Desde entonces, el gobierno dejó de disputar sentido y comenzó a administrar el miedo. La Ley Naín-Retamal, impulsada por ese sector y respaldada por la derecha, marcó el punto de quiebre definitivo. Se otorgó a Carabineros un marco de defensa privilegiada, debilitando los controles democráticos y abriendo la puerta a la impunidad policial. Se nos dijo que era por seguridad, pero la seguridad sin justicia no es seguridad: es abuso legitimado. Lejos de fortalecer la institución, se profundizó su desprestigio y se rompió el vínculo con el pueblo.

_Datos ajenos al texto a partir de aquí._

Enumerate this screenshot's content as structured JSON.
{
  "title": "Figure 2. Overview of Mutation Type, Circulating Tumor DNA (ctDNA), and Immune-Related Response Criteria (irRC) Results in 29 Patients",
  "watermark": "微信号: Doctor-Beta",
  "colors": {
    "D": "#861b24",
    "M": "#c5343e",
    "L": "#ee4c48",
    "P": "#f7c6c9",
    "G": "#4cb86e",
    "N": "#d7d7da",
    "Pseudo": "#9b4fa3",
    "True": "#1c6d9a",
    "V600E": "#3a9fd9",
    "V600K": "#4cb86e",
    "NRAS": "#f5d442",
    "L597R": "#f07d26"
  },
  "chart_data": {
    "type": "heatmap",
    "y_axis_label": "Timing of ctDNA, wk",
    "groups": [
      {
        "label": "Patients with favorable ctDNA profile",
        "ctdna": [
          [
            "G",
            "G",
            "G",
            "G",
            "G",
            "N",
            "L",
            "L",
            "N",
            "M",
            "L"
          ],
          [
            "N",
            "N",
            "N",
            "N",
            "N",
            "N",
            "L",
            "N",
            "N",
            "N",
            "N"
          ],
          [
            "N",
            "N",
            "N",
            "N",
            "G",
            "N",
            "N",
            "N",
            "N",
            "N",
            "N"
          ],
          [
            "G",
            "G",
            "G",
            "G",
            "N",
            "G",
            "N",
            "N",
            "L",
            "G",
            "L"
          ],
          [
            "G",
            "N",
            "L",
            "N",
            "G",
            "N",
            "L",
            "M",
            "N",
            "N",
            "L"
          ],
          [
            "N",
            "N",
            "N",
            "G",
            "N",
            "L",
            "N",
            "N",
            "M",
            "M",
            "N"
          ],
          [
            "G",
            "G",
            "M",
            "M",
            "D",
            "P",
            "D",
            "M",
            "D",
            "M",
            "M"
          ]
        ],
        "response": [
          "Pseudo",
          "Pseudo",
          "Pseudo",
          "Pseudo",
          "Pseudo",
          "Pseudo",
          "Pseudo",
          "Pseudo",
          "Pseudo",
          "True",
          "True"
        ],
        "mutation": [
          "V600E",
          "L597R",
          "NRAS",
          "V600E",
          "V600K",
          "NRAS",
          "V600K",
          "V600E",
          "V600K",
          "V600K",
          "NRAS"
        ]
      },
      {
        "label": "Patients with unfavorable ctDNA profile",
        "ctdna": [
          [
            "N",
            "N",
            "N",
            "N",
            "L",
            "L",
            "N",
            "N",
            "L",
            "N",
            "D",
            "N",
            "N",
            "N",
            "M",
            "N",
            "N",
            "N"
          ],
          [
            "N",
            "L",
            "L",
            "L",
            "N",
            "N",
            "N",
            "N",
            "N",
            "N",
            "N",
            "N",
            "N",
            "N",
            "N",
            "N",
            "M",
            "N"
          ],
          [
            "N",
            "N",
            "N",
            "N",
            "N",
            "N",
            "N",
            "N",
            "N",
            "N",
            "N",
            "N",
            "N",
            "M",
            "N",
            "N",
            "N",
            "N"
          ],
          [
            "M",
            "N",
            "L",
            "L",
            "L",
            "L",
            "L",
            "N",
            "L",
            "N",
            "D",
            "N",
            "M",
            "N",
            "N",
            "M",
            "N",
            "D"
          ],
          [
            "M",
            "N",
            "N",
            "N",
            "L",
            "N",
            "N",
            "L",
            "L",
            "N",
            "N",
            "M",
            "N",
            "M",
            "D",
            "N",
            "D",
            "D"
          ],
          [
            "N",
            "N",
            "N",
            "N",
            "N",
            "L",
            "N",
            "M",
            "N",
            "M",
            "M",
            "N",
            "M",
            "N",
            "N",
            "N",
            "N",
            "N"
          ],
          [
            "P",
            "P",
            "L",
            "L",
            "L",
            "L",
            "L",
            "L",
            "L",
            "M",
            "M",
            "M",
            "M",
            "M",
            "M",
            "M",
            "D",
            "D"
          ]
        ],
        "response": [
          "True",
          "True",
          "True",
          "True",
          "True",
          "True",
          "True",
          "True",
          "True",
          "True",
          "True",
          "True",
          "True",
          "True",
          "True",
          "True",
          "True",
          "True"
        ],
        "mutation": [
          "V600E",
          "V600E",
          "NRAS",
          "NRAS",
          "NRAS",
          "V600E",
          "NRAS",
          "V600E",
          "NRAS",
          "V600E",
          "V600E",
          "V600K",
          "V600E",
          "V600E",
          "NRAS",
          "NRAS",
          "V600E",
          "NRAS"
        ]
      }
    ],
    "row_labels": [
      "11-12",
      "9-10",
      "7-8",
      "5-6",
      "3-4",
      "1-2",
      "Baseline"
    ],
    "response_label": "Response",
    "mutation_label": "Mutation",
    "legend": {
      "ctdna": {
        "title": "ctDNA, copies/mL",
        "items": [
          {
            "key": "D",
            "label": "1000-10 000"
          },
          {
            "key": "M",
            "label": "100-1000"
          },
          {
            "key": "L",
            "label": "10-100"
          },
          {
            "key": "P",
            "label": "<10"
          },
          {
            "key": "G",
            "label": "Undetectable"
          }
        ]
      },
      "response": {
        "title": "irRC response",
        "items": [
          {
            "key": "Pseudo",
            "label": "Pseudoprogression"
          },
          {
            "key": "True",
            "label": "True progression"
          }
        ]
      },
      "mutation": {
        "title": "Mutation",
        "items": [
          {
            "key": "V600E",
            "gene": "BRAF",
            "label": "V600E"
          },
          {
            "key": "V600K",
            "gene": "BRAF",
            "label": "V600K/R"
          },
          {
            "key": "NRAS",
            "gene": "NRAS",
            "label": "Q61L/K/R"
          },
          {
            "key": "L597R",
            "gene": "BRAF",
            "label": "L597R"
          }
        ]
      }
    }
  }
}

El giro conservador también se expresó en la conducción económica y territorial del Estado. Mientras se hablaba de justicia social y descentralización, organismos clave siguieron operando bajo una lógica neoliberal pura. El Sistema de Empresas Públicas, dirigido por figuras socialistas, insistió en un modelo portuario concentrador, que monopoliza la actividad, extrae riqueza y empobrece a las ciudades donde se produce. No es un debate técnico: es una definición política. En Valparaíso, el presidente del directorio de la Empresa Portuaria, un neoliberal declarado, fue el artífice del llamado “Acuerdo por Valparaíso”, un diseño que subordina la ciudad a intereses privados y consolida el despojo del borde costero bajo un gobierno que decía venir a cambiar el modelo.
La señal ética fue aún más grave en materia de memoria y soberanía. La Pensión Garantizada Universal dejó fuera a las víctimas de la dictadura, excluyendo a quienes sufrieron prisión política, tortura y desaparición forzada. No fue un descuido administrativo, sino una decisión política que reveló prioridades. Al mismo tiempo, el acuerdo con SQM extendió la explotación del litio hasta 2060, consolidando la dependencia del país respecto de una empresa ligada al yerno de Pinochet. Se habló de realismo, pero lo que se hizo fue hipotecar el futuro y normalizar a los herederos del poder económico de la dictadura.
Frente a este cuadro, la prensa de derecha insiste en imponer una narrativa cómoda: que todo se explica por la inexperiencia, por el “octubrismo” o por una supuesta alergia de la izquierda al orden. Esa narrativa oculta lo esencial. La ultraderecha no llega porque sea fuerte; llega porque el proyecto de transformación fue abandonado desde el propio gobierno. Cuando la izquierda promete cambio y administra el mismo modelo, la frustración social no desaparece: se desplaza. Y cuando la izquierda habla como derecha, la ciudadanía termina prefiriendo el original.
La lección es dura, pero ineludible. El quiebre del oficialismo no fue ideológico, fue ético. Se prometió transformación y se entregó administración. Se habló de dignidad y se validó la impunidad. Se invocó la soberanía y se pactó con los mismos poderes de siempre. Siempre es mejor andar solos que mal acompañados, porque las alianzas mal tejidas no solo quiebran gobiernos, también quiebran la confianza del pueblo. Y cuando la memoria, la justicia y la soberanía se abandonan en nombre del orden, lo que queda no es gobernabilidad: es traición.
Jorge Bustos
Ya en el primer año se veía…
Ya en el primer año se veía venir está cadena de frustraciónes que al principio creímos consecuencias de la falta experiencia pero ahora al término no es más que traición como usted bien señala. Resultó en una copia de Laguito.